In vitro and in vivo lipolysis of plasma triglycerides increases the resistance to oxidative modification of low-density lipoproteins.

BACKGROUND: The majority of studies on low-density lipoprotein (LDL) particle size and susceptibility to oxidative modification have been either descriptive or interventional, but there are few mechanistic studies. MATERIALS AND METHODS: Effects of exhaustive in vitro and in vivo lipolysis of serum and plasma triglycerides, respectively, by lipoprotein lipase (LPL) were investigated in healthy normotriglyceridemic men. The LDL end-product of lipolysis of very low-density lipoprotein (VLDL) underwent compositional analysis, gradient gel electrophoresis and an assessment of resistance to copper-induced oxidative modification. RESULTS: The LDL particle contents of free fatty acid and alpha-tocopherol increased, whereas the contents of free and esterified cholesterol, alpha-carotene and coenzyme Q10 decreased upon incubation of serum with LPL in vitro.

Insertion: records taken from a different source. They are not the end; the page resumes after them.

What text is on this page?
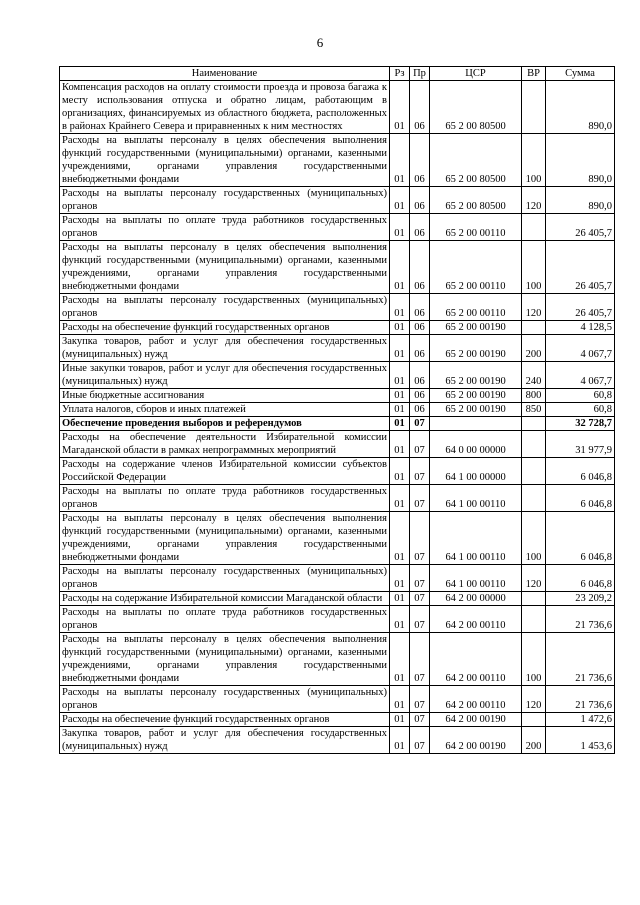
6
Наименование	Рз	Пр	ЦСР	ВР	Сумма
Компенсация расходов на оплату стоимости проезда и провоза багажа к месту использования отпуска и обратно лицам, работающим в организациях, финансируемых из областного бюджета, расположенных в районах Крайнего Севера и приравненных к ним местностях	01	06	65 2 00 80500		890,0
Расходы на выплаты персоналу в целях обеспечения выполнения функций государственными (муниципальными) органами, казенными учреждениями, органами управления государственными внебюджетными фондами	01	06	65 2 00 80500	100	890,0
Расходы на выплаты персоналу государственных (муниципальных) органов	01	06	65 2 00 80500	120	890,0
Расходы на выплаты по оплате труда работников государственных органов	01	06	65 2 00 00110		26 405,7
Расходы на выплаты персоналу в целях обеспечения выполнения функций государственными (муниципальными) органами, казенными учреждениями, органами управления государственными внебюджетными фондами	01	06	65 2 00 00110	100	26 405,7
Расходы на выплаты персоналу государственных (муниципальных) органов	01	06	65 2 00 00110	120	26 405,7
Расходы на обеспечение функций государственных органов	01	06	65 2 00 00190		4 128,5
Закупка товаров, работ и услуг для обеспечения государственных (муниципальных) нужд	01	06	65 2 00 00190	200	4 067,7
Иные закупки товаров, работ и услуг для обеспечения государственных (муниципальных) нужд	01	06	65 2 00 00190	240	4 067,7
Иные бюджетные ассигнования	01	06	65 2 00 00190	800	60,8
Уплата налогов, сборов и иных платежей	01	06	65 2 00 00190	850	60,8
Обеспечение проведения выборов и референдумов	01	07			32 728,7
Расходы на обеспечение деятельности Избирательной комиссии Магаданской области в рамках непрограммных мероприятий	01	07	64 0 00 00000		31 977,9
Расходы на содержание членов Избирательной комиссии субъектов Российской Федерации	01	07	64 1 00 00000		6 046,8
Расходы на выплаты по оплате труда работников государственных органов	01	07	64 1 00 00110		6 046,8
Расходы на выплаты персоналу в целях обеспечения выполнения функций государственными (муниципальными) органами, казенными учреждениями, органами управления государственными внебюджетными фондами	01	07	64 1 00 00110	100	6 046,8
Расходы на выплаты персоналу государственных (муниципальных) органов	01	07	64 1 00 00110	120	6 046,8
Расходы на содержание Избирательной комиссии Магаданской области	01	07	64 2 00 00000		23 209,2
Расходы на выплаты по оплате труда работников государственных органов	01	07	64 2 00 00110		21 736,6
Расходы на выплаты персоналу в целях обеспечения выполнения функций государственными (муниципальными) органами, казенными учреждениями, органами управления государственными внебюджетными фондами	01	07	64 2 00 00110	100	21 736,6
Расходы на выплаты персоналу государственных (муниципальных) органов	01	07	64 2 00 00110	120	21 736,6
Расходы на обеспечение функций государственных органов	01	07	64 2 00 00190		1 472,6
Закупка товаров, работ и услуг для обеспечения государственных (муниципальных) нужд	01	07	64 2 00 00190	200	1 453,6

The LDL particle size decreased and the resistance to the oxidative modification of LDL increased. Lipolysis of plasma triglycerides in vivo, achieved by intravenous injection of heparin, did not alter the LDL particle size but increased the resistance to the oxidative modification of LDL. This change was accompanied by an increase in the LDL particle content of alpha-tocopherol, whereas the free fatty acid content was unaltered. CONCLUSIONS: The results show that the increased resistance to oxidative modification of LDL after lipolysis of plasma triglycerides was concomitant with an increased LDL particle content of alpha-tocopherol, and that free fatty acids did not seem to contribute to the increased resistance to oxidative modification of LDL in vivo. Furthermore, our data indicate that the resistance of LDL to oxidative modification is not dependent on particle size.